The charter school’s financials are solid enough that it just received approval for a loan from the U.S. Department of Agriculture’s Rural Development Program to expand its campus.
Based on the ideas of an Austrian philosopher, Waldorf education is designed to match children’s developmental stages, stoke imagination and curiosity, and help them explore all their talents, even ones they didn’t know they had, like crocheting.
"One of the primary things I hope our children come away with is the joy of learning so the rest of their life, they will be really inspired and curious to seek out knowledge," said Usha Kotner, who left a career as a lawyer to direct the charter school. "The capacity to learn is always there. It is just whether they want to or not."
There are no textbooks in the classrooms. Instead, the children make their own, with guidance from their teachers. The younger ones work with beeswax crayons, rather than the usual petroleum-based ones, in keeping with the school’s commitment to using natural products as much as possible. The third-graders are the school’s bakers, learning math with recipes that call for them to convert ingredients like "18 teaspoons" to tablespoons and bake at 350 degrees for "1,500 seconds."
Kona Pacific is considered a high-poverty school, with 41 percent of students receiving subsidized lunch. Meals feature plenty of locally grown produce. The garden and composting operation are so effective that 150 students and 25 staff members generate just one can of garbage a day.
"There’s a lot of similarities with Hawaiian traditional culture and Waldorf: teaching through stories, through doing, through respect," said teacher Katie Fransen. "That’s why it’s a really natural blend."
Still, the shift to pubic school standards has not been totally smooth. Waldorf schools don’t start formal academics until first grade, and their students might lag on state tests in the early years. Kona Pacific’s scores have been below average.

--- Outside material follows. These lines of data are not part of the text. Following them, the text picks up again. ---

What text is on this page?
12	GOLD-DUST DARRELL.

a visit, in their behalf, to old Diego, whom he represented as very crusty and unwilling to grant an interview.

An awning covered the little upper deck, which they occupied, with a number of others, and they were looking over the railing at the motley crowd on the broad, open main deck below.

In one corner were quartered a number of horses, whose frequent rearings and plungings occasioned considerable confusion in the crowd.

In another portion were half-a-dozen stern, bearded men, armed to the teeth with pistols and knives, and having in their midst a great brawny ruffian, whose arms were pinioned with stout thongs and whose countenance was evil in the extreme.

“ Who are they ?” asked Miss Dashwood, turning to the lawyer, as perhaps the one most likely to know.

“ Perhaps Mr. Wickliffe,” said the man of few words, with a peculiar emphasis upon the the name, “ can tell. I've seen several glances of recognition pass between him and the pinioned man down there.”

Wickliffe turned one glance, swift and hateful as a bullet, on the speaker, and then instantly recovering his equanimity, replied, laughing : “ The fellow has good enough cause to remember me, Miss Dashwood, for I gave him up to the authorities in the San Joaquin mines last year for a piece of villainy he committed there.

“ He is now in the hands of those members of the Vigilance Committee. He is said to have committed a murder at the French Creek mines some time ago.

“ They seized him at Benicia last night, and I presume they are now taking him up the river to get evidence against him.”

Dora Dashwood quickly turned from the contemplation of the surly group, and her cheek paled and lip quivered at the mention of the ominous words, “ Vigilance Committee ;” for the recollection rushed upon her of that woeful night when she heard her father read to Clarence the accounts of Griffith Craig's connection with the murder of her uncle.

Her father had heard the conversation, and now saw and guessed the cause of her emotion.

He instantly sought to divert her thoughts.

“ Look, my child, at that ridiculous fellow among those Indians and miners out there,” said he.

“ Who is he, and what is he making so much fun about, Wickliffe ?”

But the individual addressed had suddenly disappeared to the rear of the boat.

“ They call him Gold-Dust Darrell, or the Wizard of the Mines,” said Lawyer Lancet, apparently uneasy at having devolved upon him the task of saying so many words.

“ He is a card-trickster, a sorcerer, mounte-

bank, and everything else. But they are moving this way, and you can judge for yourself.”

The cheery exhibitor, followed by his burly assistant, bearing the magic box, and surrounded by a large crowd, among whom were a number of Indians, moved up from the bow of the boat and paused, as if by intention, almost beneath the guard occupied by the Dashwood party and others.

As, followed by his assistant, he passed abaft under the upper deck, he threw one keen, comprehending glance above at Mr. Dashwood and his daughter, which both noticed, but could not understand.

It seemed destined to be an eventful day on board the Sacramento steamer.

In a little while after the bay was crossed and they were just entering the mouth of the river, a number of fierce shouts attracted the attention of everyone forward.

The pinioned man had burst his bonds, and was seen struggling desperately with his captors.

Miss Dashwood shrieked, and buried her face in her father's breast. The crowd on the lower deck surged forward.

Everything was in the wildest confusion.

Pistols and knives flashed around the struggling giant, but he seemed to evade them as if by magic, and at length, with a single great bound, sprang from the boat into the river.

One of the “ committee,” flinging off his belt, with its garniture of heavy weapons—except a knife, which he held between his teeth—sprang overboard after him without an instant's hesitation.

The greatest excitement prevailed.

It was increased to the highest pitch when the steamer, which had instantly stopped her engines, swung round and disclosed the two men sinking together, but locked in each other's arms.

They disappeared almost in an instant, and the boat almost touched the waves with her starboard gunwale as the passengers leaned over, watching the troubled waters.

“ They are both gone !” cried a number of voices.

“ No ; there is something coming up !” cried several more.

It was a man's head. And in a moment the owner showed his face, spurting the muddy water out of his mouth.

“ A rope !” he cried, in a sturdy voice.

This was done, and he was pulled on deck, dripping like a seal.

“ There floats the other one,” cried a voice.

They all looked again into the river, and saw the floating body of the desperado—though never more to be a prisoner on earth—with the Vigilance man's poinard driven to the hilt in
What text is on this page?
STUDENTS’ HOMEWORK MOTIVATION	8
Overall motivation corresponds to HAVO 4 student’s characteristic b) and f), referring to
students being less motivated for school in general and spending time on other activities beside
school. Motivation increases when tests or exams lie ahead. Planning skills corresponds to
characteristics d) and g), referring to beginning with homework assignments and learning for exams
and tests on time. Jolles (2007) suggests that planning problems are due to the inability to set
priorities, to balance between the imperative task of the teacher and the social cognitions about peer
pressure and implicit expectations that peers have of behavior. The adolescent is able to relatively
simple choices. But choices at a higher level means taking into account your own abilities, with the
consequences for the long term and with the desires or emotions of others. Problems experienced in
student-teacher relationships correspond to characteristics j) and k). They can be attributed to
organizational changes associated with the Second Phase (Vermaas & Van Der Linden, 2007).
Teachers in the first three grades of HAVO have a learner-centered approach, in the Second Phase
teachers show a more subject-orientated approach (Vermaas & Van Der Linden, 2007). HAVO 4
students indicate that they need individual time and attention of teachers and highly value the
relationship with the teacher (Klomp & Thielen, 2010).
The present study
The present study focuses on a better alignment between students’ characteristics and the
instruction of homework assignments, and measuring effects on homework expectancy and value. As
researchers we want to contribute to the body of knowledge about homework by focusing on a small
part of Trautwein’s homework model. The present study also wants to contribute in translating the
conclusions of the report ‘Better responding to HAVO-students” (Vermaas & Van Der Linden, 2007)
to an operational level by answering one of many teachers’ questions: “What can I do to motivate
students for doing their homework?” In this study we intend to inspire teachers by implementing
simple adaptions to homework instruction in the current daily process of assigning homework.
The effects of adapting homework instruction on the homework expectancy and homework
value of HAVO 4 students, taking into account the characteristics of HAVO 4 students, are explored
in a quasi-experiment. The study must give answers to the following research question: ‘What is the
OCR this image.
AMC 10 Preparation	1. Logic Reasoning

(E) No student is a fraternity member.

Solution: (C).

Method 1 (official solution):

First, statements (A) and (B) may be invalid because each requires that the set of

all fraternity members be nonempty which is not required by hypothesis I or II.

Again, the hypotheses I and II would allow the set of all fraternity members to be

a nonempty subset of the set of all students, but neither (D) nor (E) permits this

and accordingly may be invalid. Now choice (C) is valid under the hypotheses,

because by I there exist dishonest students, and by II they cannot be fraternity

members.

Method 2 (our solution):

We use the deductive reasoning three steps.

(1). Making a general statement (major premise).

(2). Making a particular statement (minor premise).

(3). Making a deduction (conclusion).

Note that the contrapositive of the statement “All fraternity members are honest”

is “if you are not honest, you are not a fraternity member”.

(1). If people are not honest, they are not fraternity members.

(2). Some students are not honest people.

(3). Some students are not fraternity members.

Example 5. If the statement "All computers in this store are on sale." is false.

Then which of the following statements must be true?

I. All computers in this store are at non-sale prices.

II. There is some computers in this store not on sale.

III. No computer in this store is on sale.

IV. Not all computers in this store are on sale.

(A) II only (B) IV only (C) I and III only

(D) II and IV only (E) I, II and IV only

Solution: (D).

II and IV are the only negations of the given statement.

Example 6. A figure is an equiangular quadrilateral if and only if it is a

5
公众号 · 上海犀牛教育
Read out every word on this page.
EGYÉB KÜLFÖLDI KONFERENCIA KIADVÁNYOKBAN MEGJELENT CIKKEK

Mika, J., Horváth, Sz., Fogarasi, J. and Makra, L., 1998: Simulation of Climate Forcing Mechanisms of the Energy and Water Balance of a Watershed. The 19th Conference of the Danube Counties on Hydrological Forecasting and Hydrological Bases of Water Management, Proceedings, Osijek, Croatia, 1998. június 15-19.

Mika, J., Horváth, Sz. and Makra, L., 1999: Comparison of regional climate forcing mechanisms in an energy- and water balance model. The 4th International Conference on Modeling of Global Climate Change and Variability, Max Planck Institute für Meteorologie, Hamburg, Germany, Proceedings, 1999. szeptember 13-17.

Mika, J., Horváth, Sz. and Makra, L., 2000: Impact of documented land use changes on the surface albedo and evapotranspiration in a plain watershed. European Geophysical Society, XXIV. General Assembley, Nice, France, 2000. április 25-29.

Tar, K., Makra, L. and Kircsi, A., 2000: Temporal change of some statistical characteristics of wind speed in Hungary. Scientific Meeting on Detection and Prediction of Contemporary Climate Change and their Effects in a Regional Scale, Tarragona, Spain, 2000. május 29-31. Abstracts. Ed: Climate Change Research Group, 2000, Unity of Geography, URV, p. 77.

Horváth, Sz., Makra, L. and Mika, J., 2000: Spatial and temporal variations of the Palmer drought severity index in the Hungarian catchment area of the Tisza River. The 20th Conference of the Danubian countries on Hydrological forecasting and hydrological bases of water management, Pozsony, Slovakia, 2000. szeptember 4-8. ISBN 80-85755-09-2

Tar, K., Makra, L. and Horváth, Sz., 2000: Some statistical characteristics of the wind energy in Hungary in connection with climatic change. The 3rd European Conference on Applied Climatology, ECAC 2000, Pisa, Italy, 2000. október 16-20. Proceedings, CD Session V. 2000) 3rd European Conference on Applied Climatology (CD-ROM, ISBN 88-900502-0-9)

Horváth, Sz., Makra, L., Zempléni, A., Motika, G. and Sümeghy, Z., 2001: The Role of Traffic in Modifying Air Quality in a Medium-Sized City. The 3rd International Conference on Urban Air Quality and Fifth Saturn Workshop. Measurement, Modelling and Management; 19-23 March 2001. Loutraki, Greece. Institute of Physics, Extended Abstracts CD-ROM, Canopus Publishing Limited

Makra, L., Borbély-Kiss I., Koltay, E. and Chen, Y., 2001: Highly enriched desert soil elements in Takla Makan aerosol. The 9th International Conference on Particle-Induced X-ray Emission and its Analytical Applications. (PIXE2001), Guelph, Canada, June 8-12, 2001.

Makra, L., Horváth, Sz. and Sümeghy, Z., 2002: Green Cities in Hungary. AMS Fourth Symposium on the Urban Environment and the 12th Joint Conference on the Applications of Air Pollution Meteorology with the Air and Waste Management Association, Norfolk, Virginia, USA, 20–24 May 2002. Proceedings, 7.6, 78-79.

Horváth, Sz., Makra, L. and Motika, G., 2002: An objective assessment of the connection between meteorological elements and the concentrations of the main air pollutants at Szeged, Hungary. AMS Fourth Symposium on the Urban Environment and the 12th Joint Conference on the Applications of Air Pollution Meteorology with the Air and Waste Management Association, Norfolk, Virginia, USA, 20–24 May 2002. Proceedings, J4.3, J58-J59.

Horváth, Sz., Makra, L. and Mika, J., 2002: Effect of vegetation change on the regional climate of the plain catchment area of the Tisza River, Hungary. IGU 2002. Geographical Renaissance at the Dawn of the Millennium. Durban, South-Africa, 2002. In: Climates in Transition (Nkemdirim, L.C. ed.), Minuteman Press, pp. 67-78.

And Waldorf traditionally doesn’t introduce typing until middle school, which posed a problem this spring when the school had to administer the Hawaii State Assessment, now entirely online. It had to borrow computers, and some students had never used a mouse before.
"We knew that testing was part of the bargain in becoming a public school, but not online testing," Kotner said. "The kids get so stressed out. It’s antithetical to what we’re trying to do, which is set up a really nurturing environment."